当時あたしが狂気を感じた部分は、3人が集まる修羅場の部分。なぜか、男のほうもレヴィが自分に恋していると思いこんだのだ。おもしろいのが、レヴィのことを2人がまったく理解してないこと。普通に考えたらレヴィなんてただのわがままなんだけど、読者にしてみればやっぱり主人公のがわにたってしまうわけ。それで、2人がとっても怖い存在に思えたんだろうな。

やっぱり22歳ともなるとですね~、なんだか普通に「ふ~ん」とか思って読めちゃうわけですねぇ。ピュアな心は一体どこへいったんだか。

「狂おしい月星」1992年

アーチーは駆け出しのカメラマンの卵。大学生の時にレヴィのファンに、そして友達になる。初め2人は上手くいっていた。しかしアーチーのカメラマンとしての成功、そしてあっけない人生の転落。いつも輝いているレヴィ。アーチーをつなぐ彼の彼女のガブリエラの存在。いつまでもアーチーのレンズの向こうのテレパシーを求めるレヴィ。これも決して幸福な話じゃないんだけど、この3人のどうしても交錯してしまう関係が悲しくも美しく描かれてます。シリーズ3作のなかじゃ、やっぱ一番いい。

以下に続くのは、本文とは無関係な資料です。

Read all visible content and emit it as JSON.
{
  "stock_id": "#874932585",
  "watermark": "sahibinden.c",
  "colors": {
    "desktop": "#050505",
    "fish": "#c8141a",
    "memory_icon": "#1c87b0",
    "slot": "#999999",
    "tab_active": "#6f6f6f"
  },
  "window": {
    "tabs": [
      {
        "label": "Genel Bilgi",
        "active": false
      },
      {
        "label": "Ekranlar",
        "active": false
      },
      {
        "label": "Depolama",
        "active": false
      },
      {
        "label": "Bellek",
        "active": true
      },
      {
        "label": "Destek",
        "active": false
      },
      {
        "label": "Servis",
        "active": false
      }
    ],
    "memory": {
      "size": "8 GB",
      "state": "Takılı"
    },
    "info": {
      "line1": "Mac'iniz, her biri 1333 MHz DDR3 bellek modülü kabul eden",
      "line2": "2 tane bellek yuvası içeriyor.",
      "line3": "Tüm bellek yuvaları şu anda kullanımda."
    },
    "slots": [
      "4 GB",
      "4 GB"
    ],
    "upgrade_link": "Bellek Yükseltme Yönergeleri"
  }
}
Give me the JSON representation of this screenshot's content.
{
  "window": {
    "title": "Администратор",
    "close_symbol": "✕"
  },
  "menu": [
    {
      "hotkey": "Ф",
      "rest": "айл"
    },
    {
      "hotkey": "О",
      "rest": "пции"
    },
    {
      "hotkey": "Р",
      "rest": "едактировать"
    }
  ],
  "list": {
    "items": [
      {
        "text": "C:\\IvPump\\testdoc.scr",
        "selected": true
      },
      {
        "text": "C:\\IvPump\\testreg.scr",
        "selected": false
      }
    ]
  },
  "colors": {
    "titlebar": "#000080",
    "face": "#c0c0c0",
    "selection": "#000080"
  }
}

最後にアーチーとレヴィが対面するんだけど、アーチーは落ちぶれてて、レヴィは依然活躍してて輝いてる設定で、不思議なことにほんとにレヴィの絵だけ輝いてるのが伝わってくる。萩尾さんのマンガはたまに映画みたいに時間が止まるように感じるコマがあるんですけど、それをその部分でも感じることができる話だと思います。